Hal-hal yang saya amati ini membuat saya tidak nyaman. Mengapa kita harus mengulangi hal yang sama jika kita sendiri tahu bahwa hal itu tidak membuat hubungan kita semakin baik? Kenapa harus selalu adik kelas yang menyapa? Saya pribadi merasa bahwa rasa hormat tidak akan muncul dengan cara paksaan seperti ini. Rasa hormat muncul ketika kita saling menghargai dengan berbuat baik satu sama lain. 

Alhamdulillah saya alami hal ini di ekskul yang saya ikuti selama SMA. Angkatan yang berperan sebagai kakak tidak pernah meminta adiknya untuk menyapa tetapi hal tersebut muncul sendiri ketika kita saling bertemu, baik oleh adik kelas maupun kakak kelas. 

Oleh karena itu, muncullah ide S3asters yang merupakan singkatan dari senyum, sapa, salam adik kelas tersayang. Jika dibaca maka bunyinya mirip dengan kata "sisters" dalam bahasa Inggris yang berarti kita bersaudara.

S3asters ini awalnya ingin saya buat menjadi sebuah organisasi yang dimulai dari sekolah saya sendiri. Kegiatan-kegiatannya ingin saya fokuskan untuk membuat sekolah menyenangkan baik bagi adik kelas maupun kakak-kakaknya. Aksi-aksi kebaikan yang dilakukan oleh kakak kelas kepada adik kelas atau sebaliknya akan diapresiasi dengan cara menyematkan pin atau stiker pada selendang yang dimiliki setiap anggota dari organisasi ini. 

Aksi kebaikan tersebut contohnya memberikan tur sekolah yang ramah adik kelas, berbicara di depan umum mengenai konsep S3asters itu sendiri, membuka layanan untuk adik-adik yang tersesat di lingkungan sekolah barunya, menjadwalkan belajar bersama dengan adik kelas dimana mereka dapat bertanya mengenai hal-hal yang tidak dimengerti, dan lain-lain. 

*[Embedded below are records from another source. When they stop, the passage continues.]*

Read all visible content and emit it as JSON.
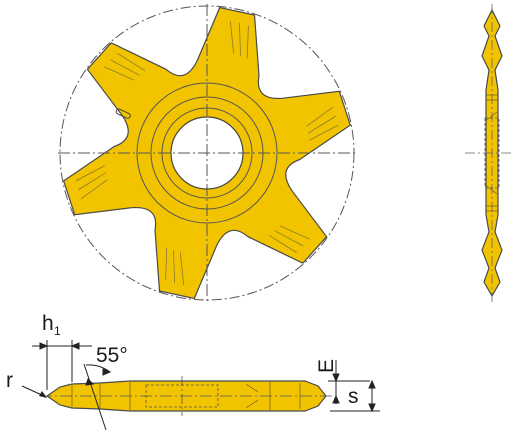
{
  "drawing": {
    "labels": {
      "h": "h",
      "h_sub": "1",
      "angle": "55°",
      "r": "r",
      "E": "E",
      "s": "s"
    },
    "colors": {
      "insert_fill": "#f2c400",
      "outline": "#4a4a4a",
      "dim_line": "#222222",
      "center_line": "#555555",
      "background": "#ffffff"
    },
    "views": [
      "front-view",
      "side-view",
      "bottom-view"
    ]
  }
}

Secara finansial, kegiatan-kegiatan ini akan dibantu oleh pengumpulan uang kas dari anggota-anggotanya. Tetapi sebelum itu kita harus mendiskusikan nominal yang sesuai kebutuhan tetapi tidak memberatkan bagi semua anggota di dalam organisasi ini. Mereka yang ingin membayar lebih dibolehkan dan mereka yang tidak mampu pun tidak akan dipaksa untuk membayar.

Tujuan dari S3asters sendiri seperti yang sudah disebutkan adalah membuat sekolah menyenangkan bagi adik kelas maupun kakak-kakaknya. Kita benar-benar menjadi "keluarga kedua" di "rumah kedua" yang saling membantu, menyayangi, dan menghormati satu sama lain. 

Jika di sekolah saya sendiri organisasi ini berhasil memberikan pandangan baru kepada siswa-siswinya mengenai hubungan antar angkatan maka pada jangka panjangnya saya juga ingin orang-orang di luar sekolah sendiri untuk mengenal konsep S3asters. Hal tersebut mungkin akan terwujud dengan memperbesar organisasi ini misalnya tingkat kelurahan, kemudian kecamatan, kota, dan seterusnya. 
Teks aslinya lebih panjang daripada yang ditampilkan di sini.